Greco di Tufo Vigna Cicogna e Fiano di Avellino di Guido Marsella? Questo è stato il dilemma di una partita iniziata con la vendemmia 2007 e terminata ieri tra un Brut Paillard 2004 e un Antica Fratta 2006:-)
Il grande vantaggio di aver seguito la Campania negli ultimi 20 anni è trovarsi bottiglie di grandissimo pregio a cui nessuno dava valore quando uscivano dalle cantine. Basti pensare che un Greco di Gabriella stava a poco più di 8 euro e Marsella non superava i dieci. Erano i primi anni di riflusso commerciale, tra ingresso dell’euro e Torri Gemelle, il prezzo dell’uva era crollato in maniera incredibile e moltissimi, dal 2004 in poi, iniziarono a vinificare in proprio.
I brand costruiti negli anni ’90, quelli d’oro, hanno però affrontato meglio la crisi e ancora oggi si legge Greco ma si pronuncia Benito Ferrara, si legge Fiano e si pronuncia Marsella o Clelia Romano, si legge Taurasi ma si pronuncia Molettieri o Caggiano.
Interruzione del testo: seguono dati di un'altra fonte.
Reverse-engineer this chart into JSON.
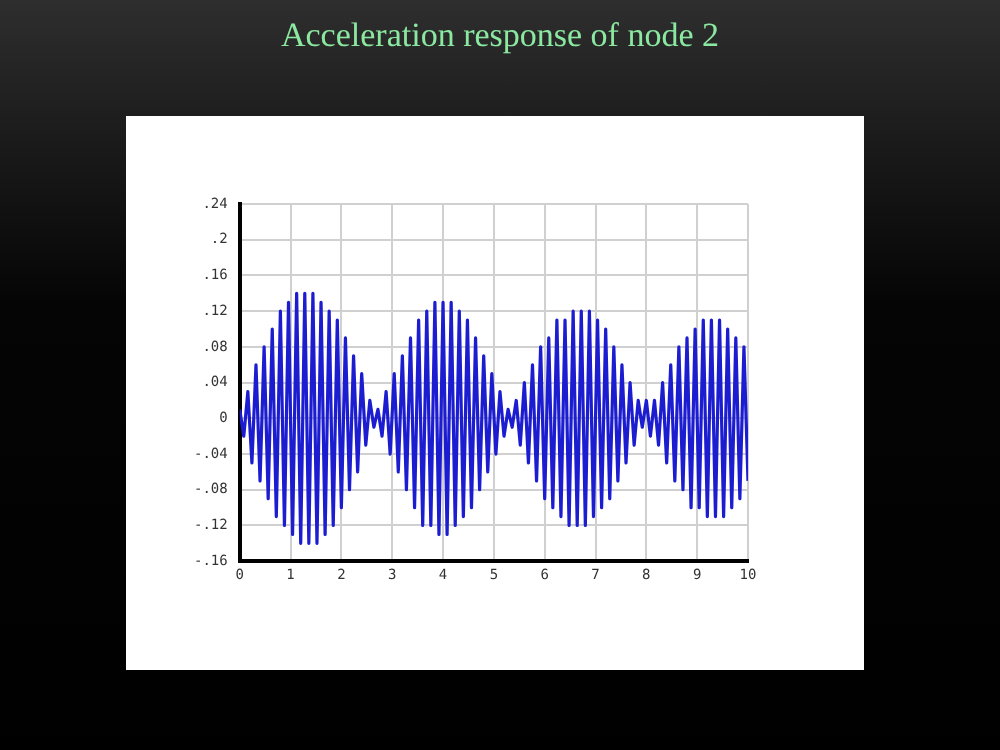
{
  "chart_data": {
    "type": "line",
    "title": "Acceleration response of node 2",
    "x": [
      0,
      0.08,
      0.16,
      0.24,
      0.32,
      0.4,
      0.48,
      0.56,
      0.64,
      0.72,
      0.8,
      0.88,
      0.96,
      1.04,
      1.12,
      1.2,
      1.28,
      1.36,
      1.44,
      1.52,
      1.6,
      1.68,
      1.76,
      1.84,
      1.92,
      2,
      2.08,
      2.16,
      2.24,
      2.32,
      2.4,
      2.48,
      2.56,
      2.64,
      2.72,
      2.8,
      2.88,
      2.96,
      3.04,
      3.12,
      3.2,
      3.28,
      3.36,
      3.44,
      3.52,
      3.6,
      3.68,
      3.76,
      3.84,
      3.92,
      4,
      4.08,
      4.16,
      4.24,
      4.32,
      4.4,
      4.48,
      4.56,
      4.64,
      4.72,
      4.8,
      4.88,
      4.96,
      5.04,
      5.12,
      5.2,
      5.28,
      5.36,
      5.44,
      5.52,
      5.6,
      5.68,
      5.76,
      5.84,
      5.92,
      6,
      6.08,
      6.16,
      6.24,
      6.32,
      6.4,
      6.48,
      6.56,
      6.64,
      6.72,
      6.8,
      6.88,
      6.96,
      7.04,
      7.12,
      7.2,
      7.28,
      7.36,
      7.44,
      7.52,
      7.6,
      7.68,
      7.76,
      7.84,
      7.92,
      8,
      8.08,
      8.16,
      8.24,
      8.32,
      8.4,
      8.48,
      8.56,
      8.64,
      8.72,
      8.8,
      8.88,
      8.96,
      9.04,
      9.12,
      9.2,
      9.28,
      9.36,
      9.44,
      9.52,
      9.6,
      9.68,
      9.76,
      9.84,
      9.92,
      10
    ],
    "series": [
      {
        "color": "#1c1cd0",
        "values": [
          0.01,
          -0.02,
          0.03,
          -0.05,
          0.06,
          -0.07,
          0.08,
          -0.09,
          0.1,
          -0.11,
          0.12,
          -0.12,
          0.13,
          -0.13,
          0.14,
          -0.14,
          0.14,
          -0.14,
          0.14,
          -0.14,
          0.13,
          -0.13,
          0.12,
          -0.12,
          0.11,
          -0.1,
          0.09,
          -0.08,
          0.07,
          -0.06,
          0.05,
          -0.03,
          0.02,
          -0.01,
          0.01,
          -0.02,
          0.03,
          -0.04,
          0.05,
          -0.06,
          0.07,
          -0.08,
          0.09,
          -0.1,
          0.11,
          -0.12,
          0.12,
          -0.12,
          0.13,
          -0.13,
          0.13,
          -0.13,
          0.13,
          -0.12,
          0.12,
          -0.11,
          0.11,
          -0.1,
          0.09,
          -0.08,
          0.07,
          -0.06,
          0.05,
          -0.04,
          0.03,
          -0.02,
          0.01,
          -0.01,
          0.02,
          -0.03,
          0.04,
          -0.05,
          0.06,
          -0.07,
          0.08,
          -0.09,
          0.09,
          -0.1,
          0.11,
          -0.11,
          0.11,
          -0.12,
          0.12,
          -0.12,
          0.12,
          -0.12,
          0.12,
          -0.11,
          0.11,
          -0.1,
          0.1,
          -0.09,
          0.08,
          -0.07,
          0.06,
          -0.05,
          0.04,
          -0.03,
          0.02,
          -0.01,
          0.02,
          -0.02,
          0.02,
          -0.03,
          0.04,
          -0.05,
          0.06,
          -0.07,
          0.08,
          -0.08,
          0.09,
          -0.1,
          0.1,
          -0.1,
          0.11,
          -0.11,
          0.11,
          -0.11,
          0.11,
          -0.11,
          0.1,
          -0.1,
          0.09,
          -0.09,
          0.08,
          -0.07
        ]
      }
    ],
    "xlim": [
      0,
      10
    ],
    "xticks": [
      0,
      1,
      2,
      3,
      4,
      5,
      6,
      7,
      8,
      9,
      10
    ],
    "ylim": [
      -0.16,
      0.24
    ],
    "yticks": [
      {
        "value": -0.16,
        "label": "-.16"
      },
      {
        "value": -0.12,
        "label": "-.12"
      },
      {
        "value": -0.08,
        "label": "-.08"
      },
      {
        "value": -0.04,
        "label": "-.04"
      },
      {
        "value": 0,
        "label": "0"
      },
      {
        "value": 0.04,
        "label": ".04"
      },
      {
        "value": 0.08,
        "label": ".08"
      },
      {
        "value": 0.12,
        "label": ".12"
      },
      {
        "value": 0.16,
        "label": ".16"
      },
      {
        "value": 0.2,
        "label": ".2"
      },
      {
        "value": 0.24,
        "label": ".24"
      }
    ],
    "grid": true,
    "legend": false,
    "marker": "none",
    "line_style": "solid"
  }
}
Parliamo di piccole aziende che sono nate proprio dalla specializzazione di un vitigno anche se poi, a nostro giudizio sbagliando, hanno ceduto alla tentazione di fare anche altro. Ma è andata così e in fondo il nome è rimasto comunque attaccato al vitigno da cui hanno avuto ragione di vita.
La 2007 è stata un’annata calda, il che vuol dire che gli enologi sono contenti e le zone più fredde come l’Irpinia se ne avvantaggiano notevolmente.
Non mi piacciono gran che i Taurasi di questo millesimo, ma devo ammettere che non hanno mai una sbavatura, non emozionano.
I bianchi, invece, sono un altro discorso.
Dunque in una cena tra amici, alici calabresi, burro piemontese, pasta campana, provolone lucano e talli cilentani, ci inventiamo il tema e andiamo a vedere cosa hanno da dire questi due mostri sacri e affidabili.
La sintesi giornalistica è questa, il naso gode con il Fiano, il palato con il Greco di Tufo. Ma la realtà poi alla fine è un po’ più complessa di quanto appare.
La tavolata finisce per preferire il Fiano, ma il mio bicchiere è stato il Greco.
Il Fiano di Guido si presenta come lo conosciamo: opulento, ricco, con la nota fumé e lo sbuffo di idrocarburo, al palato è ancora fresco, sapido ma inspiegabilmente debole nel finale, ossia privo di quel balzo che di solito la caratteriza dal centro bocca, chiude quasi a fatica, sommesso, ma pulito e preciso.
Un naso che evolve di continuo man mano che il bicchiere si riscalda, rimandando ad esempio a confettura di agrumi, note di pasticceria, funghi.
Il naso del Greco di Grabriella invece appare inizialmente vissuto, con sentori di frutta molto evoluti e quelli di zolfo che coprono il filino ossidativo che però a me non dispiace. Già il colore tra i due vini è diverso, per usare termini tecnici, un color paglierino carico il Fiano, un giallo oro il Greco. Ma è al palato che il Greco mi conquista, anzitutto per la secchezza totale e assoluta, la sensazione di salato, la grande energia che sprizza grazie ad una acidità ancora oggi, a distanza di otto anni.
Un bicchiere che è quasi da meditazione e che chiude con uno scatto imperioso, vivo. Quasi una frustata.
Insomma, chi ha vinto? Machisenefrega!:-)
Una bellissima bevuta, la gioia di vivere bianchi così è un vero privilegio: carattere, carattere e ancora carattere. Ma soprattutto, diciamolo a voce alta, inimitabili.